Human rights defender denied civilian court trial
At a hearing at the Peshawar High Court on 13 January 2021, the Khattak family appealed that as a civilian, Idris must be tried in a civilian court and not a military court. This appeal was denied in an order published on 28 January 2021. More information about the charges against Idris were revealed in the judgment published on 30 January 2021. He has been charged on multiple counts related to spying and other conduct “prejudicial to the safety or interests of the State” under Section 3 of the Official Secrets Act (OSA) as well as section 59 of the Pakistan Army Act, 1952 – which gives military courts jurisdiction to try civilians for some offences under the OSA.
This "offence" seems to be a meeting with Michael Semple in July 2009 - over ten years before his enforced disappearance. The court order dubs Semple as an MI6 agent. At the time of the meetings, Semple was a fellow at Harvard University's Carr Center for Human Rights and had been a high-ranking UN and EU official in Afghanistan for 20 years. He was expelled from Afghanistan for "unauthorized activity in 2008." Semple is currently a professor at Queen's University in Belfast.
The court order makes no mention of Idris’s enforced disappearance, or any accountability that the authorities must face for keeping him apart from his family, and his family being kept in the dark of whether he was even alive.
After significant pressure, Idris’ daughter Talia was granted a 20-minute meeting on 7 October 2020. During the supervised meeting, she was not allowed to speak to him in their native language of Pashto (which they normally converse in) and could not ask him any questions about the case. He told her that the charges against him were “bogus.”
Since then, there has been no contact between him and his family or his lawyer and he remains arbitrarily detained. Even though there is proof of life, his current whereabouts is unknown. Under the International Covenant on Civil and Political Rights, to which Pakistan is party, civilians must not be subjected to the jurisdiction of a military court.
Idris Khattak has worked as a consultant with Amnesty International and other international human rights NGOs. For years, he has documented a wide range of human rights violations and humanitarian crises in the Khyber Pakhtunkhwa and the former Federally Administered Tribal Areas.
He was on his way home from Islamabad when his rented car was intercepted near the Swabi Interchange of Khyber Pakhtunkhwa province. The only other person in the car was the driver with whom Idris Khattak has travelled frequently. The driver was also picked up with Idris Khattak on 13 November 2019. His family only found out about his disappearance once the driver was released the night of 15 November 2019.
On the night of 16 June 2020, the Ministry of Defence finally admitted that they have Idris Khattak in their custody, and this was reiterated by a hearing held by the Joint Investigation Team on 17 June 2020.

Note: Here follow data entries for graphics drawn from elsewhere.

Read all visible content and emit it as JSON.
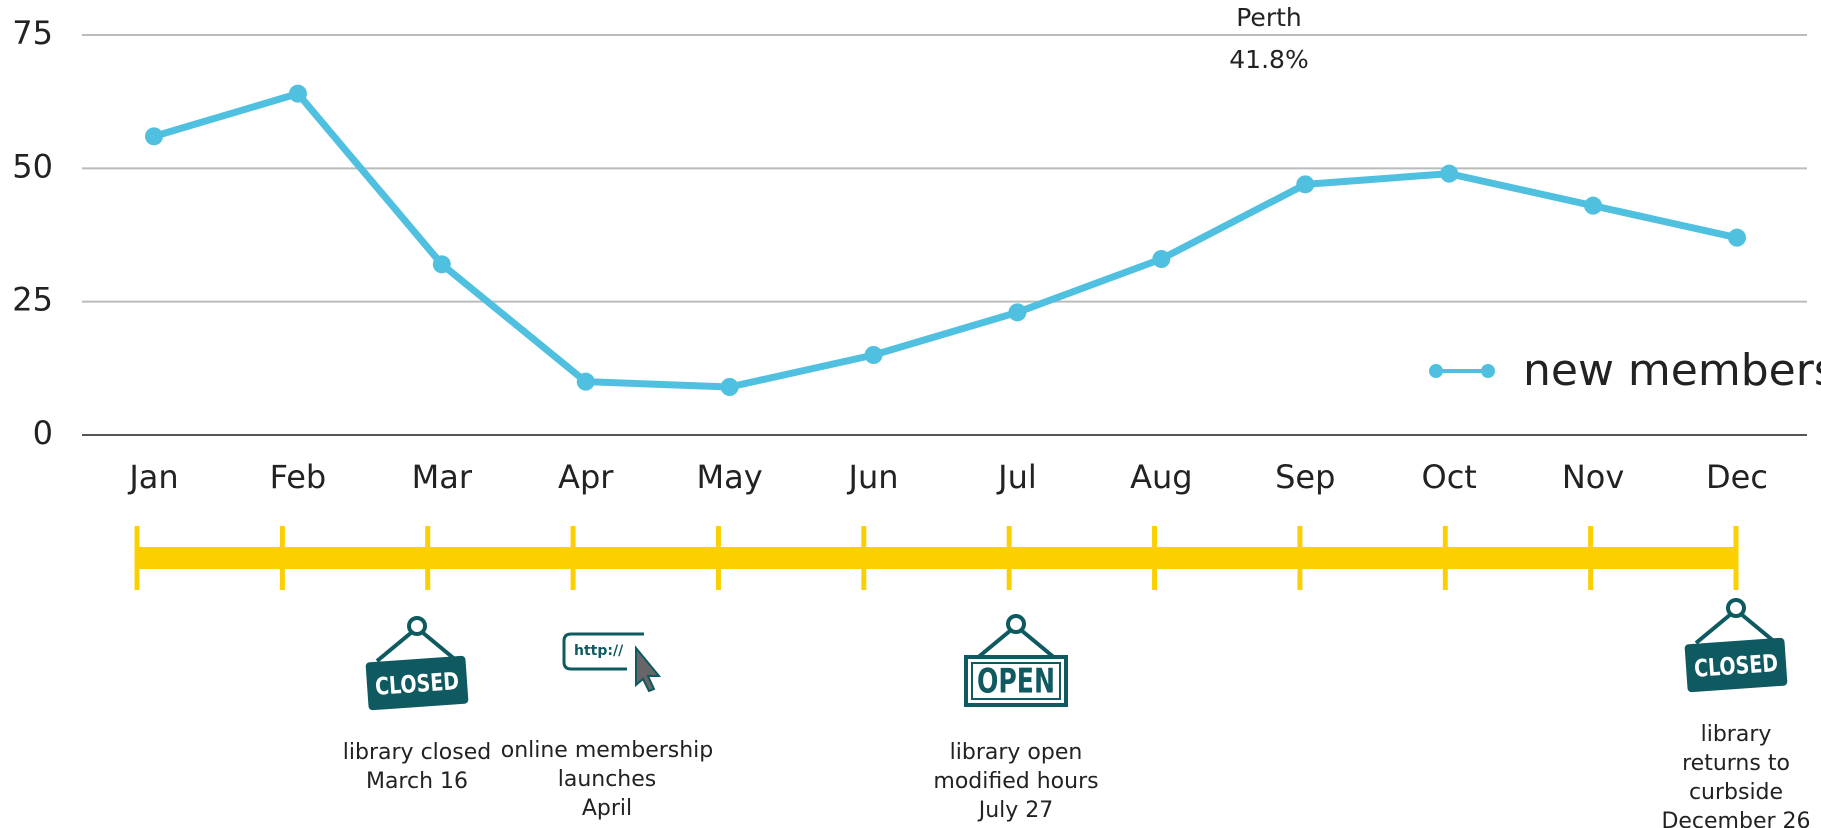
{
  "chart_data": {
    "type": "line",
    "categories": [
      "Jan",
      "Feb",
      "Mar",
      "Apr",
      "May",
      "Jun",
      "Jul",
      "Aug",
      "Sep",
      "Oct",
      "Nov",
      "Dec"
    ],
    "series": [
      {
        "name": "new members",
        "color": "#4fc0df",
        "values": [
          56,
          64,
          32,
          10,
          9,
          15,
          23,
          33,
          47,
          49,
          43,
          37
        ]
      }
    ],
    "ylim": [
      0,
      75
    ],
    "yticks": [
      0,
      25,
      50,
      75
    ],
    "grid": true,
    "legend": "right",
    "annotations": [
      "Perth",
      "41.8%"
    ],
    "events": [
      {
        "icon": "CLOSED",
        "lines": [
          "library closed",
          "March 16"
        ]
      },
      {
        "icon": "http://",
        "lines": [
          "online membership",
          "launches",
          "April"
        ]
      },
      {
        "icon": "OPEN",
        "lines": [
          "library open",
          "modified hours",
          "July 27"
        ]
      },
      {
        "icon": "CLOSED",
        "lines": [
          "library",
          "returns to",
          "curbside",
          "December 26"
        ]
      }
    ]
  }
}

In Pakistan, enforced disappearance has been used as a tool to muzzle dissent and criticism of military policies. The individuals and groups targeted in enforced disappearances include Sindhis, Baloch, Pashtuns, the Shia community, political activists, human rights defenders, members and supporters of religious and nationalist groups, suspected members of armed groups, and proscribed religious and political organisations in Pakistan.
The current government of Imran Khan promised to criminalize enforced disappearances through legislation. However, no such legislation has even been tabled in the parliament. Shireen Mazari, the Minister for Human Rights, has stated that government wants to sign the International Convention for Protection of All Persons from Enforced Disappearances, but no progress has been made on this front. Instead, the practice of enforced disappearance continues in the country with impunity.